Unless your car is brand-spanking new, chances are good you are spending a pretty penny to keep it up and running properly. From routine oil changes and new tires to repairs, you might feel like your trusty vehicle has become a money pit.
When you look at how much the most common auto repairs cost, it’s understandable why you’d feel this way. To examine this topic a bit more and also look at ways to make car repair less of a strain on your budget, please consider the following:
Common Car Repairs and What They Cost
Granted, the cost of fixing your vehicle does vary depending on where you live in the U.S., as well as if you do some of the work yourself, if you take your vehicle to a family friend who tinkers with cars, or you bring your four-wheeled baby to a dealership. Having said that, it is still possible to get an average cost of a number of common repairs. For example, according to Bridwell Auto Center, the six most common car repairs and their costs are:
- The spark plug and ignition coils, $390
- Thermostat replacements and gas cap replacements, $210
- Solenoid replacement and emissions purge control replacement, each about $200
- Replacing the gas cap, $25
- Catalytic converter replacement, $1,163
Other common repairs and their costs include the oxygen sensor replacement at around $259, a new battery at $140, new tires at around $450 (although this number can easily be much higher) and an A/C repair for about $490.

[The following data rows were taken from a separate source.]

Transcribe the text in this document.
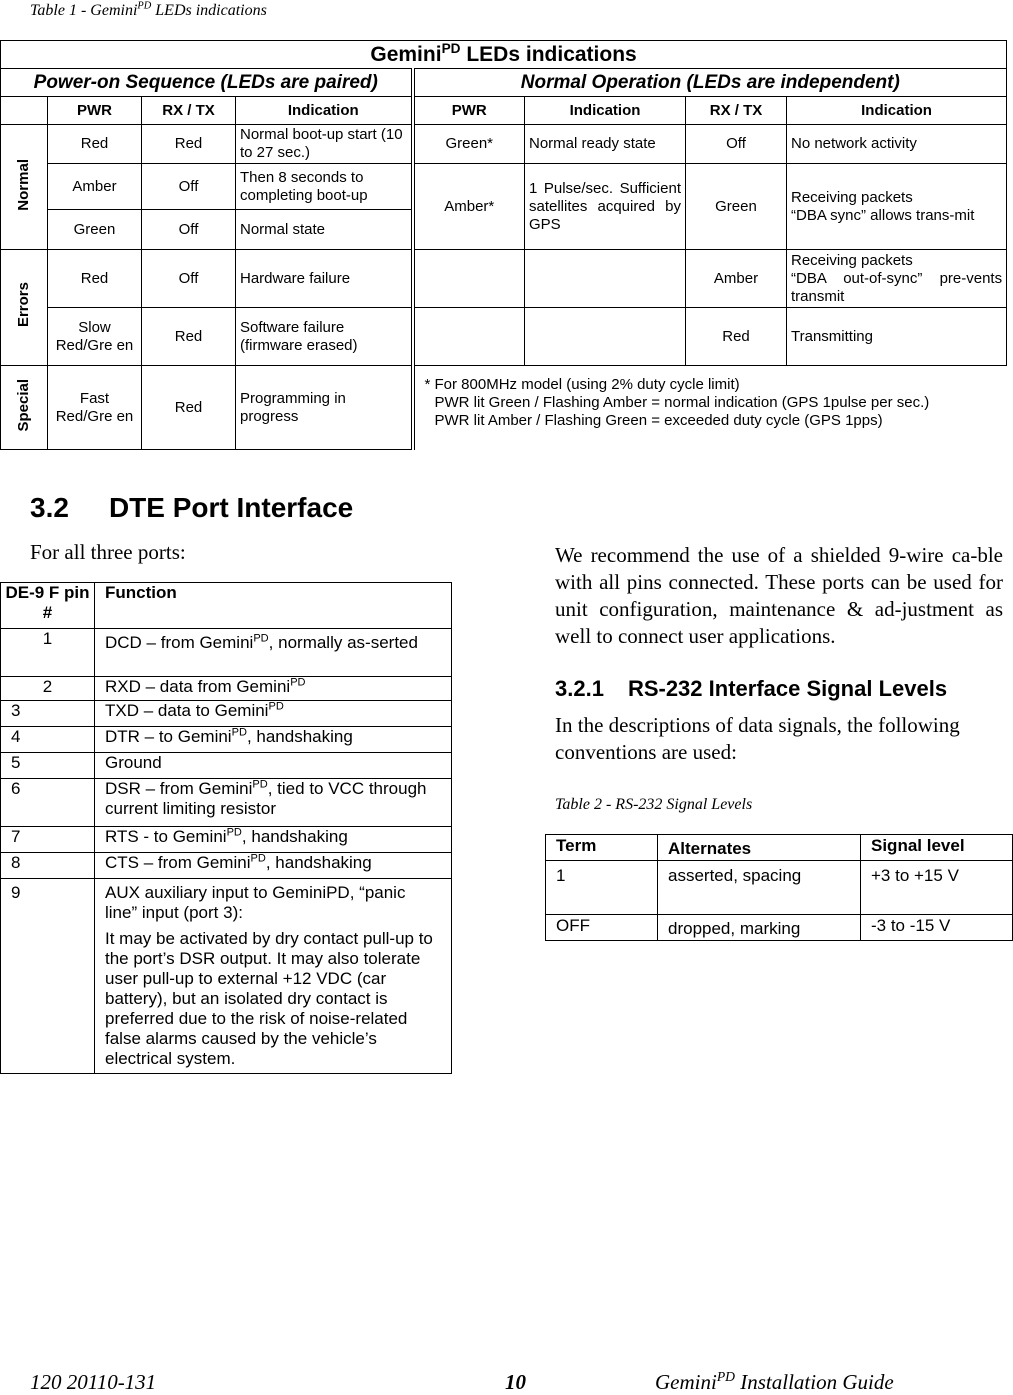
Table 1 - Gemini$^{PD}$ LEDs indications
Gemini$^{PD}$ LEDs indications							
Power-on Sequence (LEDs are paired)				Normal Operation (LEDs are independent)			
	PWR	RX / TX	Indication	PWR	Indication	RX / TX	Indication
Normal	Red	Red	Normal boot-up start (10 to 27 sec.)	Green*	Normal ready state	Off	No network activity
	Amber	Off	Then 8 seconds to completing boot-up	Amber*	1 Pulse/sec. Sufficient satellites acquired by GPS	Green	Receiving packets
“DBA sync” allows trans-mit

	Green	Off	Normal state				
Errors	Red	Off	Hardware failure			Amber	Receiving packets
“DBA out-of-sync” pre-vents transmit

	Slow Red/Gre en	Red	Software failure (firmware erased)			Red	Transmitting
Special	Fast Red/Gre en	Red	Programming in progress	* For 800MHz model (using 2% duty cycle limit)
PWR lit Green / Flashing Amber = normal indication (GPS 1pulse per sec.)
PWR lit Amber / Flashing Green = exceeded duty cycle (GPS 1pps)			
3.2 DTE Port Interface
For all three ports:
DE-9 F pin #	Function
1	DCD – from Gemini$^{PD}$, normally as-serted
2	RXD – data from Gemini$^{PD}$
3	TXD – data to Gemini$^{PD}$
4	DTR – to Gemini$^{PD}$, handshaking
5	Ground
6	DSR – from Gemini$^{PD}$, tied to VCC through current limiting resistor
7	RTS - to Gemini$^{PD}$, handshaking
8	CTS – from Gemini$^{PD}$, handshaking
9	AUX auxiliary input to GeminiPD, “panic line” input (port 3):

It may be activated by dry contact pull-up to the port’s DSR output. It may also tolerate user pull-up to external +12 VDC (car battery), but an isolated dry contact is preferred due to the risk of noise-related false alarms caused by the vehicle’s electrical system.

We recommend the use of a shielded 9-wire ca-ble with all pins connected. These ports can be used for unit configuration, maintenance & ad-justment as well to connect user applications.
3.2.1 RS-232 Interface Signal Levels
In the descriptions of data signals, the following conventions are used:
Table 2 - RS-232 Signal Levels
Term	Alternates	Signal level
1	asserted, spacing	+3 to +15 V
OFF	dropped, marking	-3 to -15 V
120 20110-131	10	Gemini$^{PD}$ Installation Guide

Are These All Really Necessary?
If money is tight and/or you dread the idea of being without your car while it’s being repaired, you might understandably question if you really have to have all of the recommended repairs completed right away. While you can certainly raise your concerns with your mechanic, and it’s possible that some issues can be put off for awhile, in most cases the aforementioned common repairs must be dealt with as soon as possible. In the case of the ignition coil and spark plug repair, for example, when the ignition coil is not working properly it will not ignite the fuel properly, causing a misfire and loss of power. In addition, this can severely damage the engine and the catalytic converter. By shelling out the money now to fix these issues, you are avoiding more financially catastrophic repairs later on.
How to Pay for Auto Repairs Without Breaking the Bank
Fortunately, you don’t have to risk really damaging your car or racking up really high credit card bills to pay for repairs. Start by setting aside $50 a month for emergency car repairs—if you can swing more, by all means do so. Also, strive to follow the car maker’s suggested maintenance schedule of important things like oil changes, fluid changes and tire rotations; this can also prevent costlier issues later on. Also, work to find a mechanic that you really trust with your car. Even if you have been going to the same fix-it shop for years, ask around and see if your close friends or neighbors with a similar make and model to yours can recommend someone who is possibly more reasonable in price.
If you ever get an estimate for a needed repair and it sends up red flags for you, by all means get a second opinion—you are not required to have the mechanic complete the recommended repairs. Finally, if your existing vehicle warranty has expired, look into car warranty plans, which can really help you save a pretty penny in auto repair costs. For instance, Protect My Car provides drivers with extended auto warranty plans that provide coverage for cars that are no longer covered by the manufacturer’s warranty. The company offers three choices for its extended warranty plans, including the Driveline policy that is for cars that are four to 10 years old and have more than 80,000 miles.
Keep Your Car Safe by Being on Top of Repairs
Owning a car is probably never going to be the cheapest thing in your budget, but it also does not have to break the bank. Start by being aware of what you can expect to pay for some of the most common car repairs, and if necessary shop around for a new mechanic. Also, understand why the repairs, although costly, are important and can prevent significant damage. By putting away money into savings and investing in a car warranty plan, when your vehicle does need a repair it should no longer destroy your budget or cause your credit card balance to rise.